|i am trying develop an algorithm to solve a Travelling Salesman Problem similar case where the goal is to find the best route with the highest attractiveness score (sum of scores for all visited sites/nodes) within a fixed time frame.
to illustrate this more:
a tourist wants to visit N attraction sites in a city and he only has 8 hours to visit as many attraction sites as possible. every site has an attractiveness score and the time spent to visit it.
- site A with ID 0 has an attractiveness score of 90 and requires 10 minutes to visit it ([0, 90, 10])
- site B with ID 1 has an attractiveness score of 69 and requires 7 minutes to visit it ([1, 69, 7])
- site C with ID 2 has an attractiveness score of 72 and requires 7 minutes to visit it ([2, 72, 11])
- site D with ID 3 has an attractiveness score of 116 and requires 16 minutes to visit it ([3, 116, 16])
and so on.
Now we have a time matrix T where T[i][j] represents the necessary time to go from site i to site j. finally we consider site 0 as both the start site and the end site, i.e. the tourist starts his journey at site 0 and returns to site 0 (a hotel for instance).
so the task is to find an itinerary for the tourist to visit as many attractions as possible with a maximum sum score of attractiveness.

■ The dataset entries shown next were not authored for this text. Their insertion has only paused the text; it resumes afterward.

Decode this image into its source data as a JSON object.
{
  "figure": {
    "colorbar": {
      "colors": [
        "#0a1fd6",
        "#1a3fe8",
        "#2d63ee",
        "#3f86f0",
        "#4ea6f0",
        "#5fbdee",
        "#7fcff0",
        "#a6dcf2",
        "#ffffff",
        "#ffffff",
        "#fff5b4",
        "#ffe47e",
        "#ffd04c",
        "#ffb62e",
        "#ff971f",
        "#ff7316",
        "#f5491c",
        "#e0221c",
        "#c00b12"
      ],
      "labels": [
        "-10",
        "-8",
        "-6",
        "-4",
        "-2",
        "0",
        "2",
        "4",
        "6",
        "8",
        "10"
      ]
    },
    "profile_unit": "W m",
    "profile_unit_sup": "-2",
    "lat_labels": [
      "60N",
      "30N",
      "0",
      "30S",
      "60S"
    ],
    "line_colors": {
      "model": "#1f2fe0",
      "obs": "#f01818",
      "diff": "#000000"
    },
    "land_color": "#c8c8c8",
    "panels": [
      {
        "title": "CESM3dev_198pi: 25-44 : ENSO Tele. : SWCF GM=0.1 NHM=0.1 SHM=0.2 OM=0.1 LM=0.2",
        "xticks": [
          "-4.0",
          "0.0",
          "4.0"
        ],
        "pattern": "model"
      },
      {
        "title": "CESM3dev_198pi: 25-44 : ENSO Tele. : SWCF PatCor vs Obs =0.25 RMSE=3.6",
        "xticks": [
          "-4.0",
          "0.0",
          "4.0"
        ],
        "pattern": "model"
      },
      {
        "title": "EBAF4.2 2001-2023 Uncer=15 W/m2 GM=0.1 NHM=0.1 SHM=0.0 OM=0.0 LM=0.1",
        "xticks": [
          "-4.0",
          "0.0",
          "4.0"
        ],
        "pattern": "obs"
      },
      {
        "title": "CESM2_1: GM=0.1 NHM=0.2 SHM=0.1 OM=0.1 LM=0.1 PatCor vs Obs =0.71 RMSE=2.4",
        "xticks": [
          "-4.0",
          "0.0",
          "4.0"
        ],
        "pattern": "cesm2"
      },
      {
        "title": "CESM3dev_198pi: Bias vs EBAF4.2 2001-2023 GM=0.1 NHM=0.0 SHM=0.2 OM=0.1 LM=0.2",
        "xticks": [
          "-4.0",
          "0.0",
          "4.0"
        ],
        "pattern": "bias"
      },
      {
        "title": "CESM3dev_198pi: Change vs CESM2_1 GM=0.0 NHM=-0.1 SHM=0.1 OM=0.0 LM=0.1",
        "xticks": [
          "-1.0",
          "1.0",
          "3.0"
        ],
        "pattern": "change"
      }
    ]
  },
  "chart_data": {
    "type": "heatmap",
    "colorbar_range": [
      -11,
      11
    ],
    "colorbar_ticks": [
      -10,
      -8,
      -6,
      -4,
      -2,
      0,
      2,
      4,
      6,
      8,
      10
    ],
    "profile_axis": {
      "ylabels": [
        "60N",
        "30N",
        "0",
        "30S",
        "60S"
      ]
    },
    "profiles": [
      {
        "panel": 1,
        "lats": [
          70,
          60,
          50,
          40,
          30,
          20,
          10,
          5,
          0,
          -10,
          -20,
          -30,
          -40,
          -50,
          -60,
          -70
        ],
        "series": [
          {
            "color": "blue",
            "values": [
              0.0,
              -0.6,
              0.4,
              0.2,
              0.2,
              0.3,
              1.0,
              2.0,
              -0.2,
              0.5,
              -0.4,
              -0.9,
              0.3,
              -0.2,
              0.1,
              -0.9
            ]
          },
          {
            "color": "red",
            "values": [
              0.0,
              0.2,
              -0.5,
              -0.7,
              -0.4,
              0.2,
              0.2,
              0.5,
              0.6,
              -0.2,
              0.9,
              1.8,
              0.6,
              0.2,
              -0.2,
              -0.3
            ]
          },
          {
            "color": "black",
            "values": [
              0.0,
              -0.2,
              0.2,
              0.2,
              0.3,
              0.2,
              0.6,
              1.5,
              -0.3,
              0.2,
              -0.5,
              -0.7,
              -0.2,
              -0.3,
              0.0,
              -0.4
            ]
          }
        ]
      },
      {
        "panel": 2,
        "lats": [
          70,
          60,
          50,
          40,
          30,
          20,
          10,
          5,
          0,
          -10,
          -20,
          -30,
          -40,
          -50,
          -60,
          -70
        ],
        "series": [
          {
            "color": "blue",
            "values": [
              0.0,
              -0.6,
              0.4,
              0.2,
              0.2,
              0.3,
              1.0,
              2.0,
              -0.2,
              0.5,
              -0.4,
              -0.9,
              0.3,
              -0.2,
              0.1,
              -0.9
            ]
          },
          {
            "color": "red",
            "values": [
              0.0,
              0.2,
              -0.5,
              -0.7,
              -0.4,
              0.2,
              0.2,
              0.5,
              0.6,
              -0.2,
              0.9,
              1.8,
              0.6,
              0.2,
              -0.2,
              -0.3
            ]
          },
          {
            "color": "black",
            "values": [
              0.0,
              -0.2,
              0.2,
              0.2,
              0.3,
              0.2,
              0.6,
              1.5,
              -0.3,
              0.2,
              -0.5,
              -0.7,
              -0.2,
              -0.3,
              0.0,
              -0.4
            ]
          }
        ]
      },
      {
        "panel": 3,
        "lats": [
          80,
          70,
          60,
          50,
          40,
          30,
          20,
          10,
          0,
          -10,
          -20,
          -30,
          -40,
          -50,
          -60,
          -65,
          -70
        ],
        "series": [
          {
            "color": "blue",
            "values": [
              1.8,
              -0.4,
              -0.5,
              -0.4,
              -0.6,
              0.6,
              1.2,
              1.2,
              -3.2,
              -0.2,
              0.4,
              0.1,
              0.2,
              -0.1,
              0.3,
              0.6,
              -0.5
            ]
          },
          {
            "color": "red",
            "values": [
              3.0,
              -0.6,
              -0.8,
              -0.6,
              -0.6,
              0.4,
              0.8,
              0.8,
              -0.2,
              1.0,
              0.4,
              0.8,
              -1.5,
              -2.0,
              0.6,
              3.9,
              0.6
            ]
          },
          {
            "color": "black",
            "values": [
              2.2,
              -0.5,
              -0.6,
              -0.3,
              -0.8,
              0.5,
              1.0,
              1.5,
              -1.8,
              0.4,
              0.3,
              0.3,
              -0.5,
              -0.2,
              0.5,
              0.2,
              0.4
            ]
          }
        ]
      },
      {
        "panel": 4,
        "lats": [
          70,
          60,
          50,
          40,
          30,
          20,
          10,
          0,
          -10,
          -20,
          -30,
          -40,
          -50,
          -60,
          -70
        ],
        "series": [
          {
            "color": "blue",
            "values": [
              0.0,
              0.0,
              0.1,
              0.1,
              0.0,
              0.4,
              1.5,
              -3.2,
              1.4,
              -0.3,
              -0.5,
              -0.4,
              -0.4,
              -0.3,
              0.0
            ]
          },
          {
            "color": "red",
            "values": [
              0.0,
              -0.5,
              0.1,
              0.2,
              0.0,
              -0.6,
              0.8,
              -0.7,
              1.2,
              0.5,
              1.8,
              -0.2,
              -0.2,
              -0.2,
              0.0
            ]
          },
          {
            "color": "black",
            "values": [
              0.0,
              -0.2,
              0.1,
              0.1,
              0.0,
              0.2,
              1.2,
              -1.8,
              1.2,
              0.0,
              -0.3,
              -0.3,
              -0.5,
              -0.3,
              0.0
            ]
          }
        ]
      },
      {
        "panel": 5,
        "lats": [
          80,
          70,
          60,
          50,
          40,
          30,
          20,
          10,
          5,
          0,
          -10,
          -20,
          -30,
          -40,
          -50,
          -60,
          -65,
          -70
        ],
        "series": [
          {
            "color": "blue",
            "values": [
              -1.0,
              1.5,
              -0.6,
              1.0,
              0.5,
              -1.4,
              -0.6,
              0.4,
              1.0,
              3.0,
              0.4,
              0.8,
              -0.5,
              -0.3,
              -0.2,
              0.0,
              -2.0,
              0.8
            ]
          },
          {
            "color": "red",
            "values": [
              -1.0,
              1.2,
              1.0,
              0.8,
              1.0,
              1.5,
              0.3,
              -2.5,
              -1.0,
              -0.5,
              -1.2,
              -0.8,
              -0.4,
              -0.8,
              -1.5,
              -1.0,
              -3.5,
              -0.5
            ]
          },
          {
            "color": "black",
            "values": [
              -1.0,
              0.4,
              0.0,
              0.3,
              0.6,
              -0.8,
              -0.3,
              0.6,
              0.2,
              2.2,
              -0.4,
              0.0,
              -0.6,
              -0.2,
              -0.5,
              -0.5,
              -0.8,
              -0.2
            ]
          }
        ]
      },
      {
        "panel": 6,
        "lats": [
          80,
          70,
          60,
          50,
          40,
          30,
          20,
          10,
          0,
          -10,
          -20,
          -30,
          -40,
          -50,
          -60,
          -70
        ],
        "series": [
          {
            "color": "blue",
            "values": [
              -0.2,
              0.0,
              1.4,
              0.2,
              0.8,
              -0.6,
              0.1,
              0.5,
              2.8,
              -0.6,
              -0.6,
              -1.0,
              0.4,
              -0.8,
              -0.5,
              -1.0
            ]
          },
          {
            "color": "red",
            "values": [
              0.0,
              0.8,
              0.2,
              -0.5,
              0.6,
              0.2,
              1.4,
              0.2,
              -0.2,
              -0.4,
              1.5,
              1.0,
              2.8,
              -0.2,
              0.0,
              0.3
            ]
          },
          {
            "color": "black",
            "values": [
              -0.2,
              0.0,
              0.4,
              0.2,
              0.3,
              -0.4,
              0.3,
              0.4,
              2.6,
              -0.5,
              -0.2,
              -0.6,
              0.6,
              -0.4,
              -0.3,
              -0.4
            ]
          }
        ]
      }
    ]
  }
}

example of T matrix for sites A,B,C and D (it could be 50 sites):
T = [0, 40, 35, 90]
[30, 0, 25, 130]
[67, 83, 0, 75]
[45, 79, 130, 0]
The TSP has been solved using different algorithms or methods but i am stuck with this one as it's a little bit different in the sense that the goal is to find the maximum attractiveness score for an itinerary within a time frame, and not the shortest route.
your help is much appreciated
I thought of methods like greedy algorithm, dynamic programming used in TSP but couldn't find a way to solve this particular problem.